Too much 'politics' in some Kentucky legislators' 'understanding' of the state’s actual education performance

This past week has provided a number of disturbing examples recently that a number of state lawmakers legislators don’t have a good grasp on the data about Kentucky’s public school performance. The real picture is certainly different from what some pols would have us believe.

House Education Chairman Derrick Graham, D-Frankfort, sounded off in a Courier-Journal op-ed about his problems with Senate Bill 1, an education-reform measure sponsored by Sen. Mike Wilson, R-Bowling Green, who chairs his chamber’s education committee.

Regardless of that bill’s issues – and there are some – Graham made several comments about Kentucky’s education performance that are just flat wrong.

For instance, he claims:“…there is just too much positive data out there to imply the state hasn’t made remarkable progress in educating our children.”

Graham cites as supporting evidence this gem: “Kentucky elementary and middle school students have registered greater gains in reading and math on the National Assessment of Educational Progress in the past decade than students in almost all other states.”

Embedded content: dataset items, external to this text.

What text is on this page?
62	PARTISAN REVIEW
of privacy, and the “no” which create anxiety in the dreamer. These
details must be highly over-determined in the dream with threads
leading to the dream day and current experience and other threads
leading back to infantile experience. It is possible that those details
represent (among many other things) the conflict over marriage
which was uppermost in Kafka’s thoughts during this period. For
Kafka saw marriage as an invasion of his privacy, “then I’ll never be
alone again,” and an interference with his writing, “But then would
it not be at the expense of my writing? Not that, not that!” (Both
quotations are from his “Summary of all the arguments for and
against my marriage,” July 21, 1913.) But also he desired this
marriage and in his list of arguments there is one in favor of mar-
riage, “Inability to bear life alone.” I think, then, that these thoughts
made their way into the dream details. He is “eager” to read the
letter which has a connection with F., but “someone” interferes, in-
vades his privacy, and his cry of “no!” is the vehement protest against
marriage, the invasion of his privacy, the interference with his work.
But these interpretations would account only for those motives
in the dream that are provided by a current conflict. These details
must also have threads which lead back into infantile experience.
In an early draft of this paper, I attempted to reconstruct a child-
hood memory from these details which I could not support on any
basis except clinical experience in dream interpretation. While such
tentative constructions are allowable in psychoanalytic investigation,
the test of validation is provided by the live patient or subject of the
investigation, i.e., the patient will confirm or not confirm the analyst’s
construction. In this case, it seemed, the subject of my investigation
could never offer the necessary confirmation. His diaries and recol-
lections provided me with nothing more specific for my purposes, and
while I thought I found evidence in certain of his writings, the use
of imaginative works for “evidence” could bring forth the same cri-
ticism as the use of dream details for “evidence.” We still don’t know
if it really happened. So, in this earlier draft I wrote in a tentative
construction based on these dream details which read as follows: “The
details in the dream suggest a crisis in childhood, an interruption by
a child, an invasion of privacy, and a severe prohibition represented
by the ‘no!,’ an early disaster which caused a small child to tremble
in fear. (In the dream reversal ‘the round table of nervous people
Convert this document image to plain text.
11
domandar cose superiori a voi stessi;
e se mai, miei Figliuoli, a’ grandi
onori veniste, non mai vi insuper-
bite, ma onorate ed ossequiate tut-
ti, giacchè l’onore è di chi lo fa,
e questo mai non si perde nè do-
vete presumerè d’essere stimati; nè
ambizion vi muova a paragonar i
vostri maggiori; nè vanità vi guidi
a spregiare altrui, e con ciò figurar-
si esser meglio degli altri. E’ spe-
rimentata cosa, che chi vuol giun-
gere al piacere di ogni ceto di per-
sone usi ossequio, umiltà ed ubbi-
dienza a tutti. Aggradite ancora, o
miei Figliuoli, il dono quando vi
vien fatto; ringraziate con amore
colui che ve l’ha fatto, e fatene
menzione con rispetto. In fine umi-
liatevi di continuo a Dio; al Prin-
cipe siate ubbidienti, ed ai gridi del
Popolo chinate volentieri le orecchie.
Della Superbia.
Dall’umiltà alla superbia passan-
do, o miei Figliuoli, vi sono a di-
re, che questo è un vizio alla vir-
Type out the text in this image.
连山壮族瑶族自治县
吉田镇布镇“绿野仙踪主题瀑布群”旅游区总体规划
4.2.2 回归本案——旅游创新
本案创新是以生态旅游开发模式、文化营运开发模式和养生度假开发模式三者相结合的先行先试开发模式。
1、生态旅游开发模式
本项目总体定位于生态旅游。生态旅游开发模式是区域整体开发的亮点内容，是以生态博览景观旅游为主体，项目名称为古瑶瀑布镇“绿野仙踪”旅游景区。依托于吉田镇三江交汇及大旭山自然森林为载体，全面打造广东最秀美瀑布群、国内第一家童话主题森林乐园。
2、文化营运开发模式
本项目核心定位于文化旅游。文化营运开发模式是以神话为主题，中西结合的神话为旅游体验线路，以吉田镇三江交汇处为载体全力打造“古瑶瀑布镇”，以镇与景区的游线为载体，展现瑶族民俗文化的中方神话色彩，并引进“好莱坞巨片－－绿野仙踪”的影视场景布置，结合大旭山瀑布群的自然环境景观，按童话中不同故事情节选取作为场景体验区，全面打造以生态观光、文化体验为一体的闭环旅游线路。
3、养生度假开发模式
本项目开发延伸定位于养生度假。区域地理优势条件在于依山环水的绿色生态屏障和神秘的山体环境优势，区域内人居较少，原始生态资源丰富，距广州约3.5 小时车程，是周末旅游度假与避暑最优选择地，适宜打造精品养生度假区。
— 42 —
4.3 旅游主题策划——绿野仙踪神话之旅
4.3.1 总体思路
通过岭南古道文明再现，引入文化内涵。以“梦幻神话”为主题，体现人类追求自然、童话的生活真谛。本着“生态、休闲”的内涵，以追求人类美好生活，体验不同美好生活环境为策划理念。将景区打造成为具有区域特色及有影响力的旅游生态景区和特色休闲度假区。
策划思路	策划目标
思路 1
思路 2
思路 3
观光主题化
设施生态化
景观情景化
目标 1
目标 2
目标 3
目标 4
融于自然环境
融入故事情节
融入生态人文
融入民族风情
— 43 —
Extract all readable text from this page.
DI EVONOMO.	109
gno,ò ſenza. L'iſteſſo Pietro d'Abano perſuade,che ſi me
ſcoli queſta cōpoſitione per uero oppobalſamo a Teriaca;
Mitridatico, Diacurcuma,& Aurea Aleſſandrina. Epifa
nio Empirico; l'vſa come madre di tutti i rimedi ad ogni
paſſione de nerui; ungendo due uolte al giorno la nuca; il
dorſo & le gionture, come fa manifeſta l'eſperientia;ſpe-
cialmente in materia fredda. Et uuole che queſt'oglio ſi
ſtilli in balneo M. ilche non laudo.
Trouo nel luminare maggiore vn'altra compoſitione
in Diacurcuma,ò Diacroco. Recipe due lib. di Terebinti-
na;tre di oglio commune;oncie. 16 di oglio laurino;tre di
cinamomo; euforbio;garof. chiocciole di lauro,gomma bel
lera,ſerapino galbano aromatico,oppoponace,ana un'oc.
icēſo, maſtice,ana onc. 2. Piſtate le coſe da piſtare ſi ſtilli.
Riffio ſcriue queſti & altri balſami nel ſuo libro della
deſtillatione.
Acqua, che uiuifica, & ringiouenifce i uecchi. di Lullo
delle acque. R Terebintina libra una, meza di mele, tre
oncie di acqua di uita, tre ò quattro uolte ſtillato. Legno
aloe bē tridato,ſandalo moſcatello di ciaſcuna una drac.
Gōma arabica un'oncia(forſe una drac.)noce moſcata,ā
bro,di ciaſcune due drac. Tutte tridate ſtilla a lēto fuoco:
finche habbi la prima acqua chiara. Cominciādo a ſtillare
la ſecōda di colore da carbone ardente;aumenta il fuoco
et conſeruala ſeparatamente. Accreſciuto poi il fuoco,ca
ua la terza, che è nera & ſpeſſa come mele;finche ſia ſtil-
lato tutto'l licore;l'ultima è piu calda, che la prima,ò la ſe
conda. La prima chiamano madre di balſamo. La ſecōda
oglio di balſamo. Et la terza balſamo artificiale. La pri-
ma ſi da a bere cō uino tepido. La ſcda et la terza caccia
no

Well, while our fourth-grade National Assessment of Educational Progress (NAEP) changes between 2005 and 2015 are high, the same cannot be said for Kentucky’s eighth-graders.

The table below shows the reported NAEP eighth grade scale scores for white students in all the states for reading and math for 2005 and 2015, the latest year of NAEP data available.

It’s broken out by race because if we only examine “all student” scores, Kentucky could get an unfair advantage because our state has a much higher percentage of whites in its classrooms than in the vast majority of states.

Couple high white enrollment with the massive racial achievement gaps that also occur on NAEP and something called “Simpson’s Paradox” tells us the “all student” scores can be misleading. (This is a topic I have discussed in the Bluegrass Policy Blog before.)

So, let’s see how our white eighth grade students compare to their counterparts in other states over the past decade on the NAEP:

All States NAEP G8 Reading and Math 2005 and 2015

All States NAEP G8 Reading and Math 2005 and 2015

Looking at the table, it’s clear that Kentucky’s eighth-grade students didn’t log greater gains in the last decade than “almost all other states.” In fact, our improvement has only been about average.

Even worse, as of 2015, our white eighth grade NAEP scores in both math and reading are statistically significantly lower than the national public school average scores for whites across the nation. When you are behind – as Kentucky is – it’s easier to make, and show, improvement.

Another NAEP graphic shows Kentucky’s NAEP proficiency rates for the most recent and earliest test years available. (Note: All NAEP results have statistical sampling errors, by the way, which are often shown with confidence interval markings. However, confidence intervals are not shown in this graph for purposes of simplicity. Such errors generally run somewhere around plus-or-minus two to three points for Kentucky’s proficiency rate scores.)

NAEP2

NAEP2

Even after a quarter-century of expensive education reform beginning with the Kentucky Education Reform Act of 1990 (KERA), NAEP proficiency rates for our commonwealth continue to lag far below acceptability.

Furthermore, based on rates of progress derived from the data in this graph, it’s generally going to be a very long time before we reach acceptable proficiency rates. For example, using current rates of progress in fourth-grade math – the subject area where Kentucky students show the fastest progress – we’re still more than three decades away from achieving a healthy 80-percent proficiency level.

In eighth-grade reading, our worst-performing area, it’s going to take far more than a century to hit an 80 percent proficiency rate if we continue at the current, very slow, rate of progress.

Has Kentucky made some improvement on NAEP over time. Absolutely! But at least for the eighth grade, is that improvement anything close to “remarkable?” Definitely not. And even our fourth-graders won’t post 80 percent proficiency rates in reading for another half-century.

Graham should have said this “regrettable” rather than “remarkable.”(Additional technical notes: Sharp readers might note that the changes shown in the table don’t always agree with the scores. For example, rounded to the nearest point, Nevada’s eighth grade reading scores were 261 in 2005 and 270 in 2015. That’s a difference of only 9 points although the table shows a difference of 10 points. In fact, the 10-point difference is what actually results after rounding the difference of the actual Nevada scores of 270.208323349597 for 2015 and 260.581456415572 for 2005, which are contained in the Excel spreadsheet I used to calculate the differences. Thus, the changes shown in the table are more accurate than those that sometimes result when calculations are conducted using the rounded scale score values. It also should be noted that all the data from NAEP have statistical sampling errors. While not shown in the table and graph above, those errors tend to further reduce differences between states, making Kentucky’s performance appear even more average and less impressive. All scale scores in the table and all the proficiency rates used to create the graph come from the NAEP Data Explorer Tool.)